Génération se décline en deux volumes. Celui-ci raconte les années 60, de la guerre d'Algérie au joli mois de Mai en suivant les pérégrinations d'une foule d'acteurs positionnés forcément à gauche sur l'échiquier politique.
Entre Alger, Cuba et Budapest, dans les pas des syndicats d'étudiants tentant de se démarquer d'un parti communiste français trop rigoureux, trop sectaire. Parmi les maoïstes, les trotskistes et l'aile plus libérale inspirée par le PCI (parti communiste italien), que l'on surnomment justement les Italiens. On croise le Ché, Kroutchev, Papon, Mao mais surtout et essentiellement une bande de jeunes en manque des faits de résistance de leurs ainés (le conflit mondial n'a pas 15 ans) et d'un combat politique fort.

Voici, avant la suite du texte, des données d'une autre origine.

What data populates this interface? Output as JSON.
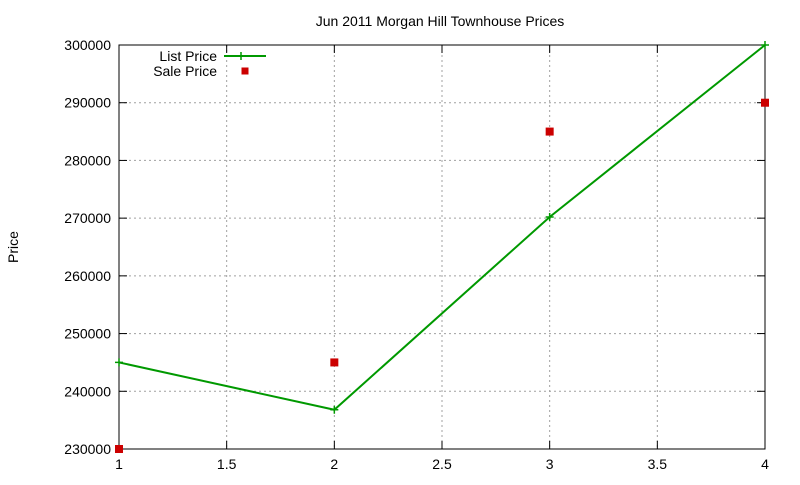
{
  "chart_data": {
    "type": "line",
    "title": "Jun 2011 Morgan Hill Townhouse Prices",
    "xlabel": "",
    "ylabel": "Price",
    "xlim": [
      1,
      4
    ],
    "ylim": [
      230000,
      300000
    ],
    "x_ticks": [
      1,
      1.5,
      2,
      2.5,
      3,
      3.5,
      4
    ],
    "x_tick_labels": [
      "1",
      "1.5",
      "2",
      "2.5",
      "3",
      "3.5",
      "4"
    ],
    "y_ticks": [
      230000,
      240000,
      250000,
      260000,
      270000,
      280000,
      290000,
      300000
    ],
    "y_tick_labels": [
      "230000",
      "240000",
      "250000",
      "260000",
      "270000",
      "280000",
      "290000",
      "300000"
    ],
    "grid": true,
    "legend_position": "top-left",
    "series": [
      {
        "name": "List Price",
        "style": "line-with-plus-markers",
        "color": "#009900",
        "x": [
          1,
          2,
          3,
          4
        ],
        "y": [
          245000,
          236800,
          270200,
          300000
        ]
      },
      {
        "name": "Sale Price",
        "style": "square-markers",
        "color": "#cc0000",
        "x": [
          1,
          2,
          3,
          4
        ],
        "y": [
          230000,
          245000,
          285000,
          290000
        ]
      }
    ]
  }
}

Un récit qui sonne comme un roman, du moins c'est ce que promet la quatrième de couverture.
Puis, à trois chapitres de la fin, nous sommes le 3 Mai 1968. La machine s'emballe. Et le talent de romancier des deux auteurs reprend le dessus. On halète comme si on participait aux barricades, on tremble devant des CRS déchainés, armés de haine (je repense à un documentaire diffusé sur France Télévision pour la commémoration des 50 ans du joli mois de mai, donnant la parole pour la première fois aux flics d'alors. Pas ou peu de repentance mais se posant en victimes. Une honte ! Les vraies victimes étaient les jeunes et, accessoirement, les badauds et les riverains qui n'avaient rien demandé – tout cela apparait dans ces pages de fièvre).

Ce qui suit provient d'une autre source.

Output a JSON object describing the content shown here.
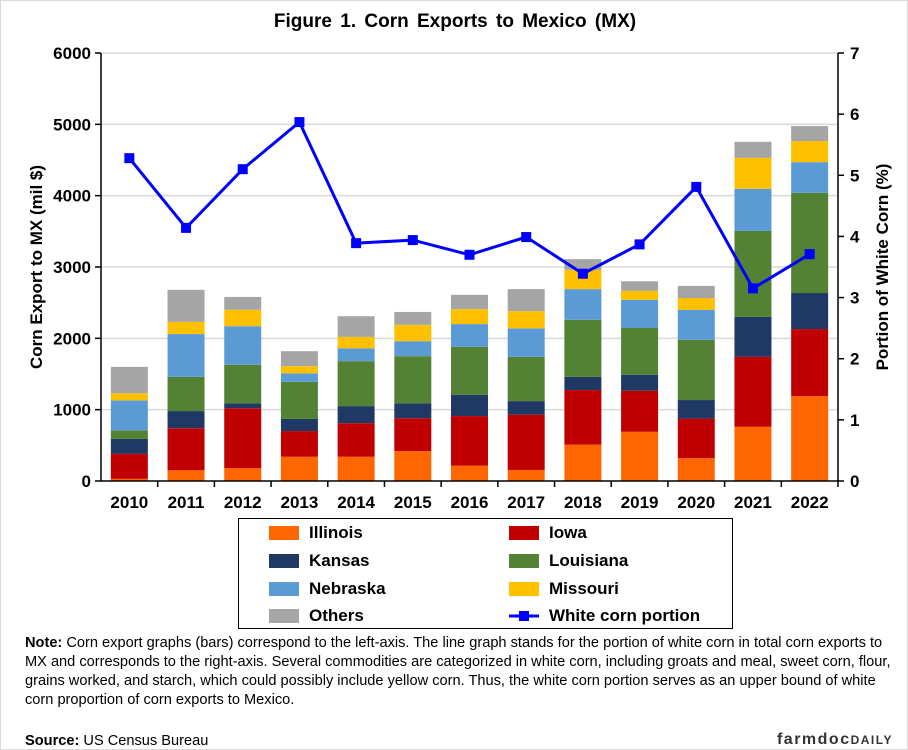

La force du mouvement c'est qu'il nait comme une étincelle. Tous les apparatchiks des divers mouvements gauchistes qui ne faisaient que débattre depuis la fin de la guerre d'Algérie et qui intriguaient pour une question de pouvoir (de longues pages assez ennuyeuses, bardées de sigles des divers groupes, des « je t'aime… moi non plus » évoqués entre ceux qui pensent pareil mais pas de la même manière) ont été les premiers surpris par le déclenchement de ce qu'ils rêvaient au fond d'eux-mêmes. La CGT et le PC freinaient déjà de tous leurs freins. Preuve que, dans une société figée, même les contre-pouvoirs sont bien rangés des voitures et préfèrent leur petit train-train d'opposants officiels au grand chambardement.
Ce pavé (le jeu de mots était trop tentant !), est entrecoupé parfois de flashbacks à rebours, scènes fugaces vingt ou vingt cinq ans plus tard, illustrant cet aphorisme cinglant : « ils voulaient changer le monde ; c'est le monde qui les a changé ».
Reste un formidable document sur une époque où les idéologies avaient encore quelque chose à promettre, où les rêves pouvaient être vécus, où l'avenir nous appartenait. La force de cette jeunesse d'après guerre était d'être encore des enfants. En 2020, même les ados ont mûri trop vite : ils ne pensent qu'à défendre leurs droits à la retraite. Les passions qui menaient souvent dans des impasses extrémistes ont été remplacées par une raison qui interdit tout débordement, toute utopie, tout rêve. Nous avons grandi trop vite.
Tout ça s'est dilué dans une globalisation sans retour, même les revendications ne dépassent guère le niveau des pâquerettes : le carburant moins cher.